While on the surface commercial property management would seem straightforward - the lease is drawn up, a tenant moves in and runs his/her business, the landlord collects the rent each month - there are myriad operational, legal, financial and human relations details to manage on an ongoing basis. Physical management of the property alone, particularly in cases where there is a large common area in a multi-tenant building, will include everything from janitorial services to HVAC maintenance, plumbing repairs, landscaping, garbage removal and fire systems. The property manager, armed with an arsenal of service persons either in-house or contracted out, is responsible for maintaining the landlord’s real estate investment while providing the tenant with a trouble-free environment in which it may operate its business.
All of these services, of course, come at a price, in the form of operating costs, which are most usually paid by tenants in the additional rent component of their monthly rental payments. The property management fee also forms part of these costs, so although the landlord hires the property manager, it could be argued that the tenants ought to pay for the best management they can afford.

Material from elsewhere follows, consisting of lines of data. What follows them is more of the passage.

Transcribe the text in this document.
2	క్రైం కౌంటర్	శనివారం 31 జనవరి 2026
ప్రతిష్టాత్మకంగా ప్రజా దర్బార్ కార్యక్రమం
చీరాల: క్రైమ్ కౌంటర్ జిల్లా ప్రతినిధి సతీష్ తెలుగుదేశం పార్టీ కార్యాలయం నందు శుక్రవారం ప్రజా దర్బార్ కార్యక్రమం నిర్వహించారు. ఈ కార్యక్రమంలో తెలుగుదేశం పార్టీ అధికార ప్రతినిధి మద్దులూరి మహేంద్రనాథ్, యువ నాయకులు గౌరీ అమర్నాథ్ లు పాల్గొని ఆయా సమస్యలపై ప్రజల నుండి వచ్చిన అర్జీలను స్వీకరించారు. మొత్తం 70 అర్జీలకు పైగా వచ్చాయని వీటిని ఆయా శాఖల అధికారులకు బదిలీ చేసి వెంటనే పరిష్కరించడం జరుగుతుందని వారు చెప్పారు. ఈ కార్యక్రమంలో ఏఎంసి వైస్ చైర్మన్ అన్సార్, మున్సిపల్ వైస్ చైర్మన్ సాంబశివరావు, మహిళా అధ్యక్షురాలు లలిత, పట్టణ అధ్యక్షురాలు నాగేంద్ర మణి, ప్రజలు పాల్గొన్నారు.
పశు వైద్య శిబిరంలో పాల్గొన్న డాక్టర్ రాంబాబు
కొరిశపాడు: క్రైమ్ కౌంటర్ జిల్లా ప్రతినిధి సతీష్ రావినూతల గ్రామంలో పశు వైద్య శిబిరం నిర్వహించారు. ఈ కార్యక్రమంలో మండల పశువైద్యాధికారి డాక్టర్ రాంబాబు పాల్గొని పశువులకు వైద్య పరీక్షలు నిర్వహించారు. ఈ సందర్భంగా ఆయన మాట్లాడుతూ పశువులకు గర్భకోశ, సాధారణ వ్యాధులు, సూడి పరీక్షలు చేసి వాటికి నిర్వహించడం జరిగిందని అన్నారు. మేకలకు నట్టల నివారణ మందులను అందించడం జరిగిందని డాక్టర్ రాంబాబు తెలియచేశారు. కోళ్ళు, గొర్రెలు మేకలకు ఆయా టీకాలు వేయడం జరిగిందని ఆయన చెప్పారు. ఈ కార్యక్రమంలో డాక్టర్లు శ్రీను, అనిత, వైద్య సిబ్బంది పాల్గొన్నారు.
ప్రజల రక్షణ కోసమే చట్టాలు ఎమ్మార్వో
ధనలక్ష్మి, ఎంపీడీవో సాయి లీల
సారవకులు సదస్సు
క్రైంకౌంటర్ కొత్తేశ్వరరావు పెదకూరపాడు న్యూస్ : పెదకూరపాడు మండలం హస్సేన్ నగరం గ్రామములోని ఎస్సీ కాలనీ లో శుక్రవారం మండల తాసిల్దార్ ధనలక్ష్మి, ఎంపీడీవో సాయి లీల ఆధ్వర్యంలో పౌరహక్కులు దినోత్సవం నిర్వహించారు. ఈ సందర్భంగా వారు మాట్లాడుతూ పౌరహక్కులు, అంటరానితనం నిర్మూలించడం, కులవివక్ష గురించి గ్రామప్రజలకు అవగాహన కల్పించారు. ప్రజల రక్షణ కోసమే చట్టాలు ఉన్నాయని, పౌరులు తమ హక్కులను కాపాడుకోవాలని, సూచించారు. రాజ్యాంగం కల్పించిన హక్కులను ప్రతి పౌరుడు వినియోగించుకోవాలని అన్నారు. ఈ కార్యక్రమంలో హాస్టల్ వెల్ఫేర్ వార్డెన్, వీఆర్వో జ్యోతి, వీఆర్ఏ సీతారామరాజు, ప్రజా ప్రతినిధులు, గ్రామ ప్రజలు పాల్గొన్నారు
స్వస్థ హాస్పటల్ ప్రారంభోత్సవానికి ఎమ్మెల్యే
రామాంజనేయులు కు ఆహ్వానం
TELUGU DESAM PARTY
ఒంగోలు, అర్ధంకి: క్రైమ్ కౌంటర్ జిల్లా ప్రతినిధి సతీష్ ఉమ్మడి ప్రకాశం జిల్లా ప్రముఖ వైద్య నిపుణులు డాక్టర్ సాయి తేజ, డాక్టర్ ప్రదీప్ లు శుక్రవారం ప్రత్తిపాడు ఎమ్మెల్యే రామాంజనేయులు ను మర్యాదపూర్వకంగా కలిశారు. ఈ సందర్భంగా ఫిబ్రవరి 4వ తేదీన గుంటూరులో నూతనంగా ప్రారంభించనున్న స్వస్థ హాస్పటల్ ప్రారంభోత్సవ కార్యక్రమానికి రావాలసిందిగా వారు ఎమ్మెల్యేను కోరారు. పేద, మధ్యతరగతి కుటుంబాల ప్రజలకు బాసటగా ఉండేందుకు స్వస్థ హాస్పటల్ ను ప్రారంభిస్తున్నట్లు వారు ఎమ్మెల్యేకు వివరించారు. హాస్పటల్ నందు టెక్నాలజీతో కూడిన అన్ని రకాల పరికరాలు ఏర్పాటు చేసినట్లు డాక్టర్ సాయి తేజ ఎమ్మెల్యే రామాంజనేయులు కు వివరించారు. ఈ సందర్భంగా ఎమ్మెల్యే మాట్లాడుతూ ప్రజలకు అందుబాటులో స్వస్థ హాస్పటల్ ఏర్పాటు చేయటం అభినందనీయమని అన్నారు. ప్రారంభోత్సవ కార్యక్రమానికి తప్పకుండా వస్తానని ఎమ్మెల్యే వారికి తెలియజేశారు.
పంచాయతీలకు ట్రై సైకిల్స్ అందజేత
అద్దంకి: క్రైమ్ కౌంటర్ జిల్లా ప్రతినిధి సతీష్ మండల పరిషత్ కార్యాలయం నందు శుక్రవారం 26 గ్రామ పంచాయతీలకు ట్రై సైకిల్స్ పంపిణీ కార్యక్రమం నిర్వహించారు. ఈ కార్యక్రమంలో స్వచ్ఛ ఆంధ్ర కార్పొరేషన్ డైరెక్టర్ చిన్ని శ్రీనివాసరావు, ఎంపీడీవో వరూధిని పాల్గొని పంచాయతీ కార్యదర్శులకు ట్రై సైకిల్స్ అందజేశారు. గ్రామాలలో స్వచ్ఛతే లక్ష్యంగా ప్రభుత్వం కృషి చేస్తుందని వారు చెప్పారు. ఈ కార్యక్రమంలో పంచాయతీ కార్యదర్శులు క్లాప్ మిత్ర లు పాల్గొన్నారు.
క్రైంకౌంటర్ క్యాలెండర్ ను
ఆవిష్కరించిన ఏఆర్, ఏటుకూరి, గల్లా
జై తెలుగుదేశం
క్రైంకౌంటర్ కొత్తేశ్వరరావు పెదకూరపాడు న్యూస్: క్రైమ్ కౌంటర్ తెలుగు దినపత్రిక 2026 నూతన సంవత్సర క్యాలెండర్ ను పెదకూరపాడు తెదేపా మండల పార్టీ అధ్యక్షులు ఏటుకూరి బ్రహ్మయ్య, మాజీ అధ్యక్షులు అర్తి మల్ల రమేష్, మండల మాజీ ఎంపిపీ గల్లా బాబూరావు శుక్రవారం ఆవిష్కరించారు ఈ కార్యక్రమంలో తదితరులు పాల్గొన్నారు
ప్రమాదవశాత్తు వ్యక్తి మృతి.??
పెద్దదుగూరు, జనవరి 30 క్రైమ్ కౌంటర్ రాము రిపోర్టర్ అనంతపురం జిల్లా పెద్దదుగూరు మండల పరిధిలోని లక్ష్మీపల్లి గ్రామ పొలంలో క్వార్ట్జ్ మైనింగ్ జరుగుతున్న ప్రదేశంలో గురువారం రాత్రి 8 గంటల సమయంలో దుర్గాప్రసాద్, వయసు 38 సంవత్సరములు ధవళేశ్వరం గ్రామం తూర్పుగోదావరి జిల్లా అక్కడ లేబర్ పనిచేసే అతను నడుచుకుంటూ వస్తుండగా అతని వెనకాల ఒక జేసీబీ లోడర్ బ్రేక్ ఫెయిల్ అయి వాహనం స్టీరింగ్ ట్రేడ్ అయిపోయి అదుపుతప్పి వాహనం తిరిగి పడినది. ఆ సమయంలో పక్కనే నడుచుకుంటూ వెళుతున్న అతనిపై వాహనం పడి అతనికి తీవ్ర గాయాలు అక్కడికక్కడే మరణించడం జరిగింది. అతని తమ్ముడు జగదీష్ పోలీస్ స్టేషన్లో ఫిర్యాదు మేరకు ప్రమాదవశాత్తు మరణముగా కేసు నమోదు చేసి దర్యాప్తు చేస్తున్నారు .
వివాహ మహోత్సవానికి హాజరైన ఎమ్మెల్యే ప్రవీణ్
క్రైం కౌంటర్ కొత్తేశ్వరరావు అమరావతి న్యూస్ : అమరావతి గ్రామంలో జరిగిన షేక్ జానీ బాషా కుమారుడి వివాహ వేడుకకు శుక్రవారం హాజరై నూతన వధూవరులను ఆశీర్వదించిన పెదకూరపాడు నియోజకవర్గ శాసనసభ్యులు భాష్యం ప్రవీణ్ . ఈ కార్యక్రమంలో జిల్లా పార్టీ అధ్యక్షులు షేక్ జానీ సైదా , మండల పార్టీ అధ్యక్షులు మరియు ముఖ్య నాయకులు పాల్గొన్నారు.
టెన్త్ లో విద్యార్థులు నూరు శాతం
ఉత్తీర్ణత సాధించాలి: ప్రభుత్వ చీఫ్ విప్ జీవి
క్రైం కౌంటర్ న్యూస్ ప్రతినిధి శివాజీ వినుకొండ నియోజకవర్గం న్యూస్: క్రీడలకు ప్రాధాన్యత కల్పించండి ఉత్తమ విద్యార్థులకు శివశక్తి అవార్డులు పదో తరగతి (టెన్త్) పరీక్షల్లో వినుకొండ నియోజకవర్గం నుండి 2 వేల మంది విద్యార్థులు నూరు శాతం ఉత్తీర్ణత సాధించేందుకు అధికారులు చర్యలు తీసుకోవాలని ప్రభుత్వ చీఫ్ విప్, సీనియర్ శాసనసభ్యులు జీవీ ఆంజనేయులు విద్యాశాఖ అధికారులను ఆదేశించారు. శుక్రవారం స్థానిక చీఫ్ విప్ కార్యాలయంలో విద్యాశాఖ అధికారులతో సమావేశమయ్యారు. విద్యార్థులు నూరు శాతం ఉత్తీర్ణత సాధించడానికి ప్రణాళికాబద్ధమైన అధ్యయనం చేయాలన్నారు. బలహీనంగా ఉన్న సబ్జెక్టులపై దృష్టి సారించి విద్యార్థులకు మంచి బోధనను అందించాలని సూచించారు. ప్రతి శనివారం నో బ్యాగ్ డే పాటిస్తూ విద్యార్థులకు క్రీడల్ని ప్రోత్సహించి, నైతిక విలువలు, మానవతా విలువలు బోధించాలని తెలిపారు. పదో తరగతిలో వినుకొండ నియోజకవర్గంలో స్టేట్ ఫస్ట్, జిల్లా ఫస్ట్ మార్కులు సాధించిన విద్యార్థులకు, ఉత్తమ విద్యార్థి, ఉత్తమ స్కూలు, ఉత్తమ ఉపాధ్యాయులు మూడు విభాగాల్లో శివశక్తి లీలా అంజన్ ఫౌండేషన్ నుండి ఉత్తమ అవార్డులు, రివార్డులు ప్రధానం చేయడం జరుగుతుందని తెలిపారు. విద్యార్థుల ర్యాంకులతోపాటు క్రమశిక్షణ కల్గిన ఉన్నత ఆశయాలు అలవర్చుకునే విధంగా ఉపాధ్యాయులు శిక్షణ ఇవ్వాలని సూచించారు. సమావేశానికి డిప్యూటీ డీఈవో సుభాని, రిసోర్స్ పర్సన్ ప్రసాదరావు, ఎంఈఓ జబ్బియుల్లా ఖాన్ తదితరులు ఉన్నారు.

The physical management of the building is only one small part of the services normally provided by a commercial property management firm - the collection of rent, lease administration, tenant relations, compliance with safety and municipal regulations, ensuring adequate insurance is in place, regular financial reporting to the landlord, accounting, tax filing, review of annual real estate assessments and regular disbursements of cash to the building owner are a few of the other ongoing elements of commercial property management. An astute property manager, acting as an intermediary between the tenant and landlord can greatly improve the circumstances for both parties. The business owner is able to run his operation more effectively, and the property owner can realize a return on his real estate investment with minimal direct involvement or oversight.